# Software für mehrere Rechner



## Slizzzer (1. April 2012)

Hallo Videofreaks!

Dummerweise habe ich meine Software Magix Video MX auf meinem Laptop installiert und auch einige Codecs aktiviert. Das geht leider jeweils nur 1x! Hab ich nicht gewußt.
Nun habe ich das Programm aus Leistungsgründen auf dem PC installiert. Die Codecs kann ich da nun leider nicht mehr nutzen, da schon 1 aktiviert.
Gibt es eine (bezahlbare < 500€) Videoschnittsoftware, die man auf mehreren Rechnern installieren kann und dann die Lizenz z.B. per USB Dongle mitnehmen kann? Bei Steinberg-Produkten war das mal so. 
Schließlich brauche ich die Software auch an unterschiedlichen Rechnern, wobei immer nur eine Version im Moment aktiv ist. Oder Lizenzmanagersoftware, wie z.B. bei Autodesk.
Da geht das auch auf mehreren Rechnern.
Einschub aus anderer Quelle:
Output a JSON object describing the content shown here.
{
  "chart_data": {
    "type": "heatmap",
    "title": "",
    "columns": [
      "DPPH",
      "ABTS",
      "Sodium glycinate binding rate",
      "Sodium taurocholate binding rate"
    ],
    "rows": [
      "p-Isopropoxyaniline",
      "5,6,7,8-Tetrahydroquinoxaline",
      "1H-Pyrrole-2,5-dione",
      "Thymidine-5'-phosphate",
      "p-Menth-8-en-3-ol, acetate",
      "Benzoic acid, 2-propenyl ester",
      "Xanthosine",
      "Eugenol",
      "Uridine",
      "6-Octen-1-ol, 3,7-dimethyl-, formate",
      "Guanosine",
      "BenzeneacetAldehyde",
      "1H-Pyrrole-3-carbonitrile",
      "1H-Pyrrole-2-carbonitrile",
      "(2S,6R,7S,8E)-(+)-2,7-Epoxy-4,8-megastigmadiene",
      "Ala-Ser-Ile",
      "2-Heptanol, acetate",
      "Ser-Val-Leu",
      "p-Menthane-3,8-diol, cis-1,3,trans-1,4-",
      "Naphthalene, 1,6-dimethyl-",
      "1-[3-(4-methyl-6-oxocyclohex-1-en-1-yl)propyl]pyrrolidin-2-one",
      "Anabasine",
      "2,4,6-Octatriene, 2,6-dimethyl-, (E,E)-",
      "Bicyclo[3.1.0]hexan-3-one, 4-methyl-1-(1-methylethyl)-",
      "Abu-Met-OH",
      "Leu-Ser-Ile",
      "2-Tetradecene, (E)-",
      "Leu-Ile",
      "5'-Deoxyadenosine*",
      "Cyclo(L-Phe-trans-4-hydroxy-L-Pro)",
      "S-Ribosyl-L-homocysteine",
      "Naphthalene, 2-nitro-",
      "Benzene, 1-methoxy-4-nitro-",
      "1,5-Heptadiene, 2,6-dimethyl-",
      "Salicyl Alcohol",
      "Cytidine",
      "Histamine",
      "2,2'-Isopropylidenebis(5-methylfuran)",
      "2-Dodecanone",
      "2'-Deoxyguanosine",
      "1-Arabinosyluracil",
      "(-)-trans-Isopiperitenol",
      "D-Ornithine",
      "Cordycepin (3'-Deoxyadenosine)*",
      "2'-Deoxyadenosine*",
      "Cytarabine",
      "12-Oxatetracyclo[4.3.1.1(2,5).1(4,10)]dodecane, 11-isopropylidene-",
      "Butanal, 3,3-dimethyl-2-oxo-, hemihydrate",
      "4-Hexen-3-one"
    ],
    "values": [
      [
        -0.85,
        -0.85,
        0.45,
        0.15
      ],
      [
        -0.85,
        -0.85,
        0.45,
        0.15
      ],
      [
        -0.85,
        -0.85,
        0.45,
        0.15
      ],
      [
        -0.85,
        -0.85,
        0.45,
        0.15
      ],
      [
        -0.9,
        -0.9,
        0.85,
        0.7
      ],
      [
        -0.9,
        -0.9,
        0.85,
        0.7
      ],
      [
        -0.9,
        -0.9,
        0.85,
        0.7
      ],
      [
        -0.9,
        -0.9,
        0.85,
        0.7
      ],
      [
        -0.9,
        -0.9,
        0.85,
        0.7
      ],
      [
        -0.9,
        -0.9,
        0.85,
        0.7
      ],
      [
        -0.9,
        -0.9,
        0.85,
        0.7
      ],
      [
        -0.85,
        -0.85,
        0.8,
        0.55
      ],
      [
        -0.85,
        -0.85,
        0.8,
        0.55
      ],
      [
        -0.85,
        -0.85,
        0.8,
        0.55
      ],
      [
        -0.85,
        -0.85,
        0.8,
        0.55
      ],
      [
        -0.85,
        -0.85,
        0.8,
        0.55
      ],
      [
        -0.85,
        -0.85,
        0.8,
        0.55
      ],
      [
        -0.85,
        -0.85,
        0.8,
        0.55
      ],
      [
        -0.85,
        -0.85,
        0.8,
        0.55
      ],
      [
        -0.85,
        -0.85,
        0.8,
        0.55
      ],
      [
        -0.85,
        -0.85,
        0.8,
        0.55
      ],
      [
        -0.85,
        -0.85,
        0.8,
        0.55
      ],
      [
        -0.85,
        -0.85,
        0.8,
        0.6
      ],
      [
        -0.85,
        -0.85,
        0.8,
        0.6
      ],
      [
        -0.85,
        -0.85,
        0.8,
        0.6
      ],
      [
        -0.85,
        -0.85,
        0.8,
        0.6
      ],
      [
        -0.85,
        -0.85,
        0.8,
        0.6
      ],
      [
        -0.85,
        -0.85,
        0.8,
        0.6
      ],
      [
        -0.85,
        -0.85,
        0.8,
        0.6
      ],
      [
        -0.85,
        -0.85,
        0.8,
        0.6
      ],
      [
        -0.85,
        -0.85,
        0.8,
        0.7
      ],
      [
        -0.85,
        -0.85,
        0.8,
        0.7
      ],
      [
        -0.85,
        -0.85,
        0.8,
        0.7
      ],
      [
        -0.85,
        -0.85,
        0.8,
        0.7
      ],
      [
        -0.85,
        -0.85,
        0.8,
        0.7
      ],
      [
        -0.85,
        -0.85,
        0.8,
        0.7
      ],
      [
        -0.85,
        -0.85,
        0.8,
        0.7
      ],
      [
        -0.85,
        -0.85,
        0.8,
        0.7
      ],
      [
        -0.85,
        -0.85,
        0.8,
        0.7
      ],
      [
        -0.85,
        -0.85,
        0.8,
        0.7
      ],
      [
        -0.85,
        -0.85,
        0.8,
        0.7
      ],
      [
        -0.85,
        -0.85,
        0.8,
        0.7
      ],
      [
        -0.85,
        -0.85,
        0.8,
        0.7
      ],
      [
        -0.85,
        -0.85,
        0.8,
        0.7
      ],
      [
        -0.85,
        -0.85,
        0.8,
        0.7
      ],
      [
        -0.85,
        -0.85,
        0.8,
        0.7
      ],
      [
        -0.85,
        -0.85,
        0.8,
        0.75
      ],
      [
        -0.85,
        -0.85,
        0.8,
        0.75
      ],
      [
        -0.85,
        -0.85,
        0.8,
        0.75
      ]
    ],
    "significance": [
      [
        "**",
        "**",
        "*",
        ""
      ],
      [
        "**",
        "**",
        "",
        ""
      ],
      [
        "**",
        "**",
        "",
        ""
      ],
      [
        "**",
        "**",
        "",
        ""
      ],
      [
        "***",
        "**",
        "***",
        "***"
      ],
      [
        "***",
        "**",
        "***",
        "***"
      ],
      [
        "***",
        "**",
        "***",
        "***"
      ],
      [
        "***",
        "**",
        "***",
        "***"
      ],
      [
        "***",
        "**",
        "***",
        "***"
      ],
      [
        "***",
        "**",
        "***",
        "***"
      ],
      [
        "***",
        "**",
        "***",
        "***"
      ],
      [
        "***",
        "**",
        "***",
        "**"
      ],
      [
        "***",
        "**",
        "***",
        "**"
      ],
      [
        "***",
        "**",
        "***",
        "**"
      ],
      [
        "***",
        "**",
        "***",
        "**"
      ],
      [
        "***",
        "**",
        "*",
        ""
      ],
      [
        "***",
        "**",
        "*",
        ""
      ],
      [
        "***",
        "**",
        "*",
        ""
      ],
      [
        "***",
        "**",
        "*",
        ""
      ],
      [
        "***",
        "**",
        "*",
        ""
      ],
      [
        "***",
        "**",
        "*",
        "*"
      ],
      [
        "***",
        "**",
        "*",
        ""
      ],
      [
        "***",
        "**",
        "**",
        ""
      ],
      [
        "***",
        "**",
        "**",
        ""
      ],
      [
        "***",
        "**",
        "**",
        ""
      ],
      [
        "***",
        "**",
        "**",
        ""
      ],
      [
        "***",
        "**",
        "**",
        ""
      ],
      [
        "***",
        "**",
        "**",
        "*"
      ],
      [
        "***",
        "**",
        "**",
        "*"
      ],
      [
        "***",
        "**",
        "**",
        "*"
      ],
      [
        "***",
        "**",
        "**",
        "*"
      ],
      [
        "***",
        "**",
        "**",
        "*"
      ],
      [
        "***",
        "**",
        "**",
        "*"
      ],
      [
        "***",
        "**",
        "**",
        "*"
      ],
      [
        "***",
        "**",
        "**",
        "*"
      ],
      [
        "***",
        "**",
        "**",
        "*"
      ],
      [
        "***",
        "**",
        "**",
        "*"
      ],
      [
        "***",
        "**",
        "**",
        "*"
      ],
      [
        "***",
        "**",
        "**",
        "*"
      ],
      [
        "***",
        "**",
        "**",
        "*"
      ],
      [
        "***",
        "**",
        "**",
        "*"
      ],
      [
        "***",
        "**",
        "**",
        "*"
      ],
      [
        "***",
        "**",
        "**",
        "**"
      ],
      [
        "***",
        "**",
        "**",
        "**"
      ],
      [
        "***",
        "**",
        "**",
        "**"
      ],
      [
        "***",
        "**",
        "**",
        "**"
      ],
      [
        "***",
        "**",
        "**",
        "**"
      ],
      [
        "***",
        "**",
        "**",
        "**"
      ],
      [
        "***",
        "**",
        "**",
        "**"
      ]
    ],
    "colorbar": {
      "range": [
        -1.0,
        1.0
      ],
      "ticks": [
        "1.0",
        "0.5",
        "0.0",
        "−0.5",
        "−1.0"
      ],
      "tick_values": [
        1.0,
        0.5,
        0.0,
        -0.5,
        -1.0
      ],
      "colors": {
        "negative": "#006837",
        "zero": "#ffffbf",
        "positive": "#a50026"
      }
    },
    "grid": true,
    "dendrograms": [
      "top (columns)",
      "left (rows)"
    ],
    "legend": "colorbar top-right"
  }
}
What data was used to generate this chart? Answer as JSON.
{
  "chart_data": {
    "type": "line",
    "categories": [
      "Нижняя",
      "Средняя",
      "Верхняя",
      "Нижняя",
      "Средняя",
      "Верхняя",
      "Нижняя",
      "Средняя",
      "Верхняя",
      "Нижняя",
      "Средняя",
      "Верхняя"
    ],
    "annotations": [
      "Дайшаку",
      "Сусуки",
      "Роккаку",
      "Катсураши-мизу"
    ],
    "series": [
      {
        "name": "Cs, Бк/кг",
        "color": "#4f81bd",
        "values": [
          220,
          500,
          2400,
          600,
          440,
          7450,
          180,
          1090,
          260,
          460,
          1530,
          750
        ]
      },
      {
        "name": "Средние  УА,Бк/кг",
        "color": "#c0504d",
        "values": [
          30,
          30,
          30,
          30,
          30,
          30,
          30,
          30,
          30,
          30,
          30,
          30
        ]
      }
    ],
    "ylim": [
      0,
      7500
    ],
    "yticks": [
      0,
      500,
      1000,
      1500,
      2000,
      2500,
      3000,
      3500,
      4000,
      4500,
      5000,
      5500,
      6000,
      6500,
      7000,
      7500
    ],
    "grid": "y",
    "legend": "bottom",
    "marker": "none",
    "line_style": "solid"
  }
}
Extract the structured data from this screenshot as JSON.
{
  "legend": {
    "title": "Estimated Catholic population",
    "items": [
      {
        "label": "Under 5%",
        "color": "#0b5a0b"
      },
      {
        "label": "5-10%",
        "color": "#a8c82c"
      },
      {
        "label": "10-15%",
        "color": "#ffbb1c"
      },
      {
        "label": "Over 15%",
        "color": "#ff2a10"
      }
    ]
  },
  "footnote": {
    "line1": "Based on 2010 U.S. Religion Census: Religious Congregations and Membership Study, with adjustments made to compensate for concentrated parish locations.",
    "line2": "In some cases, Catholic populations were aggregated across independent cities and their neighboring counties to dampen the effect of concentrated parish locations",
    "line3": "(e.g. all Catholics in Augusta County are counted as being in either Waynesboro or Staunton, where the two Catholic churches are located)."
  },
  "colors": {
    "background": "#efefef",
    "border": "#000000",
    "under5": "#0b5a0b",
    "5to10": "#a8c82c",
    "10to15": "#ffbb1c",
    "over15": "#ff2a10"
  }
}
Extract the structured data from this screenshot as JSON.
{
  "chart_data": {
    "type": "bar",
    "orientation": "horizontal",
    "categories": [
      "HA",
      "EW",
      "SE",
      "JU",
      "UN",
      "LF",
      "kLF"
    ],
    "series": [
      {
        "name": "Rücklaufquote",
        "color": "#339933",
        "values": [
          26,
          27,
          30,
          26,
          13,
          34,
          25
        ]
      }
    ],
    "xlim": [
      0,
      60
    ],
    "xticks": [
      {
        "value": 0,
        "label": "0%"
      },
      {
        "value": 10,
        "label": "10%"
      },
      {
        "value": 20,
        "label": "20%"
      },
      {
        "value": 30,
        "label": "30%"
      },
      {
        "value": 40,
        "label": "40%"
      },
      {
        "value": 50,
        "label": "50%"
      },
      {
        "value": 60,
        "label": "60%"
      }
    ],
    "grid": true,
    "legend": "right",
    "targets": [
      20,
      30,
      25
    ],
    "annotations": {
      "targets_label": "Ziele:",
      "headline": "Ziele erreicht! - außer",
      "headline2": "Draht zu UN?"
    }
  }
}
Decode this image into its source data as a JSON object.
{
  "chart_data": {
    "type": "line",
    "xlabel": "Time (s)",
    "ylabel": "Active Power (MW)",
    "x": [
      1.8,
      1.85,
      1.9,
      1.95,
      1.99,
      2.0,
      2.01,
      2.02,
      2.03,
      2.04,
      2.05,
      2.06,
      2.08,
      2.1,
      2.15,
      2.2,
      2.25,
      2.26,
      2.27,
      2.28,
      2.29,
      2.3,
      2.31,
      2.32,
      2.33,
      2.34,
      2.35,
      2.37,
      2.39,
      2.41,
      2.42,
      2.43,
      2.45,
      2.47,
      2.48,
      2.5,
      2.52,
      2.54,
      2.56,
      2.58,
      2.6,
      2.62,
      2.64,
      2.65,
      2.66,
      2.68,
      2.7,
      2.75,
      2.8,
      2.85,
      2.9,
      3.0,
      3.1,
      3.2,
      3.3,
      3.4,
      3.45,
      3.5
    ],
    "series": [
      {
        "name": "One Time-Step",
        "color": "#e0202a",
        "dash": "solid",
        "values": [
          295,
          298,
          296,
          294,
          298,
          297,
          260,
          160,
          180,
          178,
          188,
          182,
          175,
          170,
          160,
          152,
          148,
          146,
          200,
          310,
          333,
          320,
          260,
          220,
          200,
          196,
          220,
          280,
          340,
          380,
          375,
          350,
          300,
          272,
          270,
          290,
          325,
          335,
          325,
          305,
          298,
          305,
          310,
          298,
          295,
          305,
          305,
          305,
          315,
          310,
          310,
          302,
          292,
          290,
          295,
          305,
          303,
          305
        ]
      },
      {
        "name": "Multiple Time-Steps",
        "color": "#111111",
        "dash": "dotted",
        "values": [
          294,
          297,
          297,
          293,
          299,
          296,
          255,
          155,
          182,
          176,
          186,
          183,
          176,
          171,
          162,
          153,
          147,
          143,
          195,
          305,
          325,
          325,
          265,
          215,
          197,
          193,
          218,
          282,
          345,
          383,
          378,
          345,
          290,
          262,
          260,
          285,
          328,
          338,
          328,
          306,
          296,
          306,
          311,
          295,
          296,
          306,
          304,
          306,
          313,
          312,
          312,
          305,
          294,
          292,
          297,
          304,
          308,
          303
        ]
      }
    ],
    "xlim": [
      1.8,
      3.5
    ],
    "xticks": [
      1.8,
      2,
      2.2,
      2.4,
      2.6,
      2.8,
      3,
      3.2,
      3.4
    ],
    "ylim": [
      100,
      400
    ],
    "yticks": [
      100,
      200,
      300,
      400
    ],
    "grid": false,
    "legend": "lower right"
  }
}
Wenn die Lizenz angefordert ist, dann können die anderen Rechner damit nicht arbeiten.

Bevor ich mir Seitenweise Marketingblabla der einzelnen Hersteller durchlesen muss, wollte ich hier mal fragen, ob jemand was "passendes" nennen kann?!

Gruß
Ralf


----------



## darkframe (1. April 2012)

Hi,

die Movie Studio-Reihe von Sony (hier die Version mit dem größten Umfang) kann man problemlos und legal, ebenso wie die Pro-Versionen, auf mehreren Rechnern installieren (3 Rechner ist wohl das Limit). Einzige Bedingung: Das Programm darf nicht gleichzeitig auf diesen Rechnern gestartet sein. Gleiches gilt für die mitgelieferten Filter. Du kannst Dir anhand der Testversion erst einmal ansehen, ob Dir das Programm zusagt.

Die Elements-Versionen von Adobe (siehe hier) kann man, ebenso wie die "großen" Versionen, auf zwei Rechnern installieren. Auch hier gilt ansonsten lediglich die Einschränkung, dass das Programm nur auf einem Rechner zur Zeit laufen darf. Auch hier gibt es eine Testversion.

Die Movie Studio-Reihe sowie die Elements-Reihe unterscheiden sich von ihren großen Brüdern eigentlich nur im Leistungsumfang, bei den Adobe-Programmen wohl auch ein wenig in der Bedienung. Preislich liegen sie sicherlich bei Deinen Vorstellungen.

Wie es mit anderen Programmen aussieht, kann ich Dir nicht sagen.


----------